La CGT, la CFDT, l’Unsa, la FSU et Solidaires organisent aujourd’hui une « journée nationale d’action interprofessionnelle » contre les mesures d’austérité du gouvernement. Le ministère de l’Education nationale prévoyait hier 2,45% d’enseignants grévistes dans le premier degré.
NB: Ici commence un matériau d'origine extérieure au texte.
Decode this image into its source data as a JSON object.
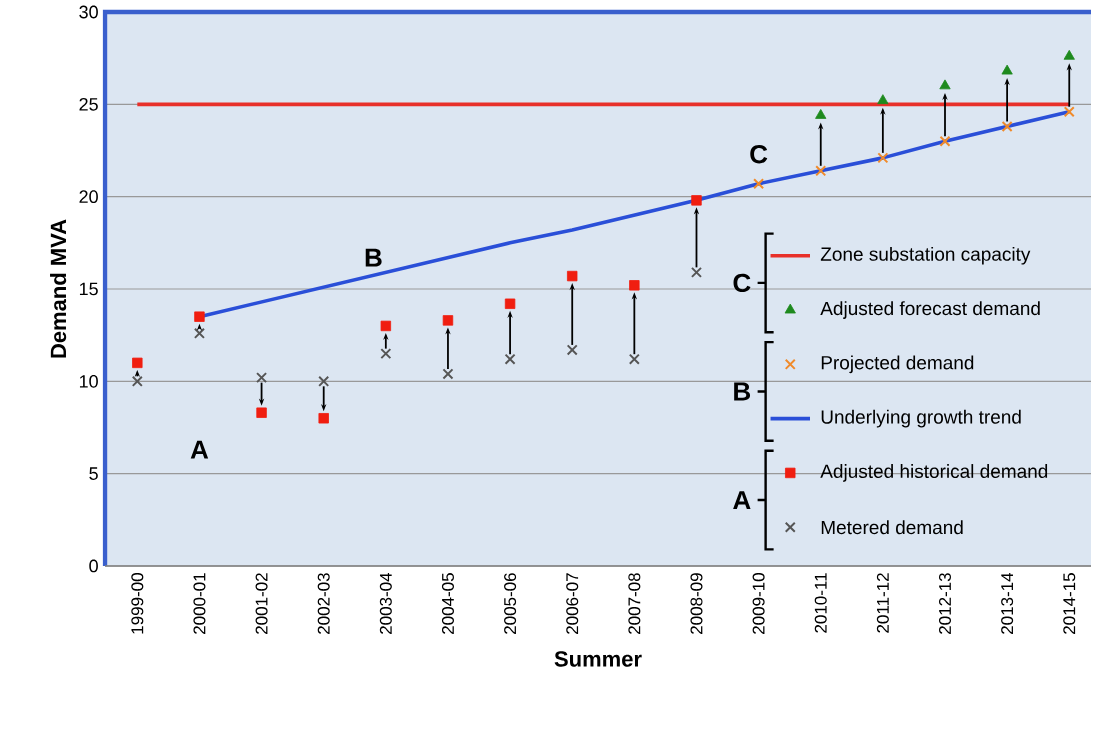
{
  "chart_data": {
    "type": "scatter",
    "xlabel": "Summer",
    "ylabel": "Demand MVA",
    "categories": [
      "1999-00",
      "2000-01",
      "2001-02",
      "2002-03",
      "2003-04",
      "2004-05",
      "2005-06",
      "2006-07",
      "2007-08",
      "2008-09",
      "2009-10",
      "2010-11",
      "2011-12",
      "2012-13",
      "2013-14",
      "2014-15"
    ],
    "series": [
      {
        "name": "Zone substation capacity",
        "type": "line",
        "color": "#e8302a",
        "values": [
          25,
          25,
          25,
          25,
          25,
          25,
          25,
          25,
          25,
          25,
          25,
          25,
          25,
          25,
          25,
          25
        ],
        "marker": "none"
      },
      {
        "name": "Adjusted forecast demand",
        "color": "#1e8a1e",
        "marker": "triangle",
        "values": [
          null,
          null,
          null,
          null,
          null,
          null,
          null,
          null,
          null,
          null,
          null,
          24.4,
          25.2,
          26.0,
          26.8,
          27.6
        ]
      },
      {
        "name": "Projected demand",
        "color": "#f08a2a",
        "marker": "cross",
        "values": [
          null,
          null,
          null,
          null,
          null,
          null,
          null,
          null,
          null,
          null,
          20.7,
          21.4,
          22.1,
          23.0,
          23.8,
          24.6
        ]
      },
      {
        "name": "Underlying growth trend",
        "type": "line",
        "color": "#2a4fd8",
        "values": [
          null,
          13.5,
          14.3,
          15.1,
          15.9,
          16.7,
          17.5,
          18.2,
          19.0,
          19.8,
          20.7,
          21.4,
          22.1,
          23.0,
          23.8,
          24.6
        ],
        "marker": "none"
      },
      {
        "name": "Adjusted historical demand",
        "color": "#f01e10",
        "marker": "square",
        "values": [
          11.0,
          13.5,
          8.3,
          8.0,
          13.0,
          13.3,
          14.2,
          15.7,
          15.2,
          19.8,
          null,
          null,
          null,
          null,
          null,
          null
        ]
      },
      {
        "name": "Metered demand",
        "color": "#555555",
        "marker": "cross",
        "values": [
          10.0,
          12.6,
          10.2,
          10.0,
          11.5,
          10.4,
          11.2,
          11.7,
          11.2,
          15.9,
          null,
          null,
          null,
          null,
          null,
          null
        ]
      }
    ],
    "ylim": [
      0,
      30
    ],
    "yticks": [
      0,
      5,
      10,
      15,
      20,
      25,
      30
    ],
    "grid": "y",
    "legend": "right",
    "annotations": [
      "A",
      "B",
      "C"
    ]
  }
}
Le Snuipp-FSU, premier syndicat du primaire, appelle notamment les ensei­gnants à se mobi­li­ser pour dénoncer la sup­pres­sion prévue en 2012 de 14.000 postes dans l’Education natio­nale, dont 5.700 dans les écoles pri­maires publiques. Ces coupes bud­gé­taires, qui toucheraient en priorité les postes de Rased (enseignants spécialisés dans la lutte contre l’échec scolaire), d’intervenants langues et d’ensei­gnants rem­pla­çants, conduisent selon le syndicat « l’école dans une impasse ».

Outre les syndicats enseignants, les organisations étudiantes et lycéennes appellent elles aussi à des actions. L’Unef, au côté de la mutuelle étudiante LMDE, invite les étudiants à « défendre leur droit à la santé ». L’alourdissement de la taxation des complémentaires santé, inscrite au projet de budget 2012, devrait rapporter à l’Etat jusqu’à 1,1 milliard d’euros par an. Mais cette mesure perçue comme un « véritable impôt sur la santé » pourrait pousser davantage d’étudiants à renoncer à se soigner, alors que 34% d’entre eux y sont déjà contraints.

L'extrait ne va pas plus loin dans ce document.